Lego Sketch utilizes scalable memory-augmented neural networks (MANN) to store data streams, enabling future approximate item-frequency queries—a process known as sketching streams. This research falls into the emerging category of neural sketch methods, aiming to replace traditional rule-based handcrafted sketches with a self-supervised end-to-end training paradigm. By implementing notable architectural improvements, it overcomes the scalability challenges of previous neural sketches, eliminates the need for frequent retraining, and achieves substantially lower prediction errors.
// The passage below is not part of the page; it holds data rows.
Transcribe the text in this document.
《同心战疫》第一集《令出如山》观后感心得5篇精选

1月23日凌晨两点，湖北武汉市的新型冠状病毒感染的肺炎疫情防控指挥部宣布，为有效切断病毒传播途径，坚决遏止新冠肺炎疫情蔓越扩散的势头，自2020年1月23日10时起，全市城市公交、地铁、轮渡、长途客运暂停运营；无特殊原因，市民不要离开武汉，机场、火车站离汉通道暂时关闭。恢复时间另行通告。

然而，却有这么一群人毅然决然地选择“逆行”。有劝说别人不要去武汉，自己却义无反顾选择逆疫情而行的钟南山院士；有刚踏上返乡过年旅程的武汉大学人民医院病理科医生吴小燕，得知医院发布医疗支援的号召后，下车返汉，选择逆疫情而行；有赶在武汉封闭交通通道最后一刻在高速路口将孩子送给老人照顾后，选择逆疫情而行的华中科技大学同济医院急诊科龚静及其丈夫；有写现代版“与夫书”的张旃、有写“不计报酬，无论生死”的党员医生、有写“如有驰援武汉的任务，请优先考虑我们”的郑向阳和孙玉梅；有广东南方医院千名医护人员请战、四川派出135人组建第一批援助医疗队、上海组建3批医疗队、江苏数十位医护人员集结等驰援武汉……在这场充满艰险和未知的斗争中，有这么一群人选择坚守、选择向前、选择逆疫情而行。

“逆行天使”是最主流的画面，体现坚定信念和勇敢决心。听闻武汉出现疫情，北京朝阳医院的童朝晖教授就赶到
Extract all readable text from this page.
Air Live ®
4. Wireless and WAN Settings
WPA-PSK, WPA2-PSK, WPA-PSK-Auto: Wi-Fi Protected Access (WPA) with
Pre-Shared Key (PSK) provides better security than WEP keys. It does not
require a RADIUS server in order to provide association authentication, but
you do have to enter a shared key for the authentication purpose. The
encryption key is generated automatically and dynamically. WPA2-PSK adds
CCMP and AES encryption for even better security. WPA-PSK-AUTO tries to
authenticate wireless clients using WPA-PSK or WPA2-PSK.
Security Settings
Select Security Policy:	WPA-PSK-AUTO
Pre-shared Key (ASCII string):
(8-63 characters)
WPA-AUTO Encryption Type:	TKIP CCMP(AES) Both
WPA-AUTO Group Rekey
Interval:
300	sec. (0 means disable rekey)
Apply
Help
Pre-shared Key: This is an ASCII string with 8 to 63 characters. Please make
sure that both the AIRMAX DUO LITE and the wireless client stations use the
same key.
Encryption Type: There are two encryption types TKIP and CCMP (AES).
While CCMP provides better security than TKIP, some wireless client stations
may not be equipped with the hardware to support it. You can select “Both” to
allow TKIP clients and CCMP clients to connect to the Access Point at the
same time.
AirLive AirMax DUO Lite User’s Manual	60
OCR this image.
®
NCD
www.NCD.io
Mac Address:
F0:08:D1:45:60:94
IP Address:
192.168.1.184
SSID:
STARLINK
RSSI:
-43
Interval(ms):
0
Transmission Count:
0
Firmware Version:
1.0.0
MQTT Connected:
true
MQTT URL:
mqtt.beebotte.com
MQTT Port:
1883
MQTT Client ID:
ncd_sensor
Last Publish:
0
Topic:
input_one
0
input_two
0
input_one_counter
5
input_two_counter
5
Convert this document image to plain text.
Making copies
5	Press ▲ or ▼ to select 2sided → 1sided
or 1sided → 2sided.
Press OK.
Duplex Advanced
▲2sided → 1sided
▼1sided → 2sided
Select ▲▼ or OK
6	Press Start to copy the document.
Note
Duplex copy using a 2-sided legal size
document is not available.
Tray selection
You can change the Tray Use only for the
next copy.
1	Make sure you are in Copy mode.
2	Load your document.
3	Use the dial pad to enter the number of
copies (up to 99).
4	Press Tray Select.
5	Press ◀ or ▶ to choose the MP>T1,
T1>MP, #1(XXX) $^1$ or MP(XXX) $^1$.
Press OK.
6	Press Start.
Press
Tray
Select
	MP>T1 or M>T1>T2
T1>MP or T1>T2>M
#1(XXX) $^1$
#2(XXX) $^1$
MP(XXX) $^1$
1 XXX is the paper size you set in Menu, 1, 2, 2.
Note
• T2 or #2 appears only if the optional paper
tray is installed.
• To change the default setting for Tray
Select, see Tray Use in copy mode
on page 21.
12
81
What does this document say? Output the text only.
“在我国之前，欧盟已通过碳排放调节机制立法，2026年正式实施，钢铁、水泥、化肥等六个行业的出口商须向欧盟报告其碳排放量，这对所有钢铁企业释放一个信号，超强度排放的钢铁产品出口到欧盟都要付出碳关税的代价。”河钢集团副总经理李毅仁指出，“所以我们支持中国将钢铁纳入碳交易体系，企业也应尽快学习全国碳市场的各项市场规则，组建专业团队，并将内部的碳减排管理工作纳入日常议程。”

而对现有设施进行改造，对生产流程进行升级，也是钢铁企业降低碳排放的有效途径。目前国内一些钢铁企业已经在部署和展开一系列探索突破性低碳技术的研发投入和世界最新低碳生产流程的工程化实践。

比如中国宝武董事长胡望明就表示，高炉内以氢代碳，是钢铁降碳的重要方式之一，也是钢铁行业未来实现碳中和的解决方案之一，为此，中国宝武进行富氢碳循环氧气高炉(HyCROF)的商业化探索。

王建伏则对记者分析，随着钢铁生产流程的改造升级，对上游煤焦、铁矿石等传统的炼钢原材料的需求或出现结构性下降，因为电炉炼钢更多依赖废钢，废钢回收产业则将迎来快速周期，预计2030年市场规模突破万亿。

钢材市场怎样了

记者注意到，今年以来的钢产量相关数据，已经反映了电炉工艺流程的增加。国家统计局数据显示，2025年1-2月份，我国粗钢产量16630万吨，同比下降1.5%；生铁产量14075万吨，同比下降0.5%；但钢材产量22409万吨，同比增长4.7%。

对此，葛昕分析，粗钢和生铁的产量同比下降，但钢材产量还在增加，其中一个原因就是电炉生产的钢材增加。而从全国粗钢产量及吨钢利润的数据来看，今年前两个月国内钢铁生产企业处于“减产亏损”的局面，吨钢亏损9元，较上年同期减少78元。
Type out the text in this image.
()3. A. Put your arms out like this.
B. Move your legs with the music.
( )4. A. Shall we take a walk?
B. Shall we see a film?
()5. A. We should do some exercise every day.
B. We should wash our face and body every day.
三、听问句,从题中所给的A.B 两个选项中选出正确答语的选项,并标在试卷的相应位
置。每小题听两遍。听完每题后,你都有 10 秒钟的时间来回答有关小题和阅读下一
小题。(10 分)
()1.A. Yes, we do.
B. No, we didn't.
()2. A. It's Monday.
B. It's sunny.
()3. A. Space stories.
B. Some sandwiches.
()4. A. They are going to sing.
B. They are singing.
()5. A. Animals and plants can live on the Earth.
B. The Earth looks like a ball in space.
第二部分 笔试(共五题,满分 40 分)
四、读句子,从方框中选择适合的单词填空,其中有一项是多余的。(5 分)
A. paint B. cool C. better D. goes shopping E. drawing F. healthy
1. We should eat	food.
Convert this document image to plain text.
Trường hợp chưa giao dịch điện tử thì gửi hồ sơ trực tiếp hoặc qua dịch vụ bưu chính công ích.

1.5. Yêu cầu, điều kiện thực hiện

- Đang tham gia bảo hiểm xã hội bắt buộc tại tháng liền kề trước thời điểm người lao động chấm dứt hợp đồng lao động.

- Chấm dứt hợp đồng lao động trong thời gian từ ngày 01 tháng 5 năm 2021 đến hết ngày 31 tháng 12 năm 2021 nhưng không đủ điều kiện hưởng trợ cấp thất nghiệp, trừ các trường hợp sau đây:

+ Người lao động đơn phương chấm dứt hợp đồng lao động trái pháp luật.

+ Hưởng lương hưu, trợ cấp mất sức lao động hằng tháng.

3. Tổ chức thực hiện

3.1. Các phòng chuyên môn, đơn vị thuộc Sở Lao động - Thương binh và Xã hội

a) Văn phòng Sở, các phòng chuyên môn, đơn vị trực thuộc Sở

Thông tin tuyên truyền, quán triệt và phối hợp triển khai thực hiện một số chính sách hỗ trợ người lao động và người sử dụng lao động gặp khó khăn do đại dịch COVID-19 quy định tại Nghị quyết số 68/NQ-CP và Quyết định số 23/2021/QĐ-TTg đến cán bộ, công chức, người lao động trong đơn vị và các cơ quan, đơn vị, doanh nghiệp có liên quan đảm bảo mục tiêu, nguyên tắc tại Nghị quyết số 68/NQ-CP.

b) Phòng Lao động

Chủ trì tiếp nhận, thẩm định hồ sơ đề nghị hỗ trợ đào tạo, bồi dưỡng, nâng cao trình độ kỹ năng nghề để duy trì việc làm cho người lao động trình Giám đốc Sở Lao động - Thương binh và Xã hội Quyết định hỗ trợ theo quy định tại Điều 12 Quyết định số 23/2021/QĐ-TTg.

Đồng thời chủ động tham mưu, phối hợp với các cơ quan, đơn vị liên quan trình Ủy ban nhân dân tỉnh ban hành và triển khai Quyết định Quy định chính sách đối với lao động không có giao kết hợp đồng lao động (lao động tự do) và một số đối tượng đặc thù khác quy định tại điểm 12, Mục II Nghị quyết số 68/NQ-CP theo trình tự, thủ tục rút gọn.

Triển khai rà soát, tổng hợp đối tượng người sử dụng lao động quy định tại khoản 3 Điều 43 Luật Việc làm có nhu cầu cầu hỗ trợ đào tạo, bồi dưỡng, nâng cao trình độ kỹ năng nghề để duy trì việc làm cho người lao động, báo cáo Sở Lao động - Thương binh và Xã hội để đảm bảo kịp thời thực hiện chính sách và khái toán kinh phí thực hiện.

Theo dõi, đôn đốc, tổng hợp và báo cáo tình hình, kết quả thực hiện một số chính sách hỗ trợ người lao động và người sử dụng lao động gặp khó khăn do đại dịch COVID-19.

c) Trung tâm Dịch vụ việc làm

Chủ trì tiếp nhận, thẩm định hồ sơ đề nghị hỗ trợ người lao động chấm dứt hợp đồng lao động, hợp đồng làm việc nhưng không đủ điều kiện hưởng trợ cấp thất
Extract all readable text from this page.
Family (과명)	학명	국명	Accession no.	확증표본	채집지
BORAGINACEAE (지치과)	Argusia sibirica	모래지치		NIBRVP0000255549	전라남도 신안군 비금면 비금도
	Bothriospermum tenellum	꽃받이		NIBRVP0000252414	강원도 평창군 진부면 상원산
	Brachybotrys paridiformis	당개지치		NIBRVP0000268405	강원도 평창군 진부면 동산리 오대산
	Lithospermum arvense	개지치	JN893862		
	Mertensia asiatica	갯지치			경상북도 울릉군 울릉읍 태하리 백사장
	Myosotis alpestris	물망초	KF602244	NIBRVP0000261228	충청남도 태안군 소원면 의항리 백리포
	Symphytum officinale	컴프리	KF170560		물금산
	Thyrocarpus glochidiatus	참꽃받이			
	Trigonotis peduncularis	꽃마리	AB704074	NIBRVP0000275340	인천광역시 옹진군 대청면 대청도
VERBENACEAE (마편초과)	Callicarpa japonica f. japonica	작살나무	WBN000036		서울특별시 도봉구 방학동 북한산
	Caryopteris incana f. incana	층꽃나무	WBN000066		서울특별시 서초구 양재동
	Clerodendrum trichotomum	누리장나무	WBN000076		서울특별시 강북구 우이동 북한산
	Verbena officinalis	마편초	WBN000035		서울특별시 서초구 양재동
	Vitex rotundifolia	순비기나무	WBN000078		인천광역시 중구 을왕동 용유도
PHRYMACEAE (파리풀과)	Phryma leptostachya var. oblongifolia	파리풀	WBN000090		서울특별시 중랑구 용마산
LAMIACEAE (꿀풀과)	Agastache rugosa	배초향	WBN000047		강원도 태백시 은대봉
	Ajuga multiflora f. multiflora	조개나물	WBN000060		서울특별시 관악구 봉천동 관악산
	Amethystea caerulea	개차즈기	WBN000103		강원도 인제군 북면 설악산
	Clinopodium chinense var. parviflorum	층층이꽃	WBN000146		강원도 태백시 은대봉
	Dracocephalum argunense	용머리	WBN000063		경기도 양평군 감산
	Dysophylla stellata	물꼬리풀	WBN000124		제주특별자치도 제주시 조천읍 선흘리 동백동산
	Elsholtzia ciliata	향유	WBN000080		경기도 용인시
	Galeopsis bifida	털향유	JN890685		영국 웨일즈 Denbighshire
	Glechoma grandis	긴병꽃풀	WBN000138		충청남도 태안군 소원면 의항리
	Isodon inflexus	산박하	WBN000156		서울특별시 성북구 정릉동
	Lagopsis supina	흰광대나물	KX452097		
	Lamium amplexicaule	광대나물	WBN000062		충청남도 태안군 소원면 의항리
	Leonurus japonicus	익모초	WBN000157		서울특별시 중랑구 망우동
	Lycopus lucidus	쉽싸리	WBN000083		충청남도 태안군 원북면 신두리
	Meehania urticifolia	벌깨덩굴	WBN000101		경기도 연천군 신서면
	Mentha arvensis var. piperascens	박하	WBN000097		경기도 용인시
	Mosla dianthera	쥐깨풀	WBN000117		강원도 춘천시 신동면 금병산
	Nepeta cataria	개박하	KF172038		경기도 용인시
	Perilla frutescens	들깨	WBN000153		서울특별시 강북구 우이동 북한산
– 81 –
To train the Lego Brick model, navigate to the following directory and execute the command:
cd Lego/ExpCode/Lego_brick
python Lego_seed0.py
Important Note: For efficiency, we use a uniform random number generator as a substitute for the hash addressing during training. However, for evaluation, we provide the CUDA kernel for the actual hash function. If you are using the Lego Sketch architecture for your own tasks, you need to confirm that this substitution, made for efficiency purposes, does not introduce errors.
To facilitate accuracy testing, we provide synthetic datasets with different skewness levels and two Lego Brick instances (trained under random seeds 0 and 1). You can directly test them using the following command, and the results will be saved in the Figure folder.
cd Lego/EvalDataset
python Test_Lego.py